Mabaati Scandal: Ministers Kitutu and Nandutu make first trip to Karamoja


The Minister for Karamoja Affairs, Ms Mary Goretti Kitutu, and her junior, Ms Agnes Nandutu, recently embarked on their inaugural journey back to Karamoja, nearly seven months following corruption charges related to the diversion of iron sheets meant for the region. During their visit to Nabuin Zonal Agricultural Research and Development Institute in Nabuin, Napak District, and Namalu Prison farms in Nakapiripirit District, the ministers focused on assessing the progress of the seed multiplication project, aimed at introducing new crop varieties tailored for Karamoja's soil to combat food insecurity.

Despite the looming corruption charges, the ministers received a warm welcome from locals, who celebrated their arrival with dance. This positive reception marked a shift from the warnings issued by some regional leaders after the ministers' court appearance in April.

During the weekend function, Ms Kitutu highlighted that her ministry had allocated Shs1b to support the National Agricultural Research Organisation (NARO) in developing high-quality, drought-resistant seeds for various crops. These seeds, including those for maize, sorghum, peas, grapes, coffee, and olives, are intended for distribution to over 30,000 farmers across all nine districts in Karamoja in the upcoming season.

Despite the significant progress, Ms Kitutu noted the need for additional funding, stating that agricultural experts were seeking around Shs2.5b to expand seed development and cover approximately 27 million farmers.

The ministers also toured Namalu Prison farm, where 700 metric tonnes of maize are stored, awaiting distribution to hunger-affected districts such as Abim, Karenga, Kotido, and Kaabong, where wild animals had damaged crops.

Minister Nandutu emphasized that the introduction of drought-resistant crops in Karamoja aims not only to enhance food security but also to stimulate commercial farming, addressing the challenges faced by the region's residents. Dr.

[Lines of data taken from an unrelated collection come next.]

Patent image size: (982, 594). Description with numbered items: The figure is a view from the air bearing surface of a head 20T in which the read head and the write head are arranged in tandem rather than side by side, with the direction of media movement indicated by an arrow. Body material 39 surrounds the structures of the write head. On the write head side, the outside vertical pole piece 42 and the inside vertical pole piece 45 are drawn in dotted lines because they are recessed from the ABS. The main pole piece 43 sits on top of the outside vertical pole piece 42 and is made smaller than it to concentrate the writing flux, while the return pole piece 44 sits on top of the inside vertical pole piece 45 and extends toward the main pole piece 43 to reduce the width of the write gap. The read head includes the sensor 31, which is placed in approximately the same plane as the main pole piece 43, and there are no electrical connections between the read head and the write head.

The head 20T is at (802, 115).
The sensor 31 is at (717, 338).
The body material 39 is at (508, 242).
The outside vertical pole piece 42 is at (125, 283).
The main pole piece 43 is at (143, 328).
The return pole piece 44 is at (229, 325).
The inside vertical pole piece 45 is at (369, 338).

Paul Okullo, the executive director of Nabuin Zonal Agriculture Research Institute, expressed optimism about producing 50 metric tonnes of seeds, marking a crucial step in promoting food security for Karamoja, the first of its kind in 30 years.

Dr. Anthony Ijalu, a crop scientist at the institute, affirmed the high quality of the developed seeds, highlighting their potential impact on improving agricultural outcomes in Karamoja.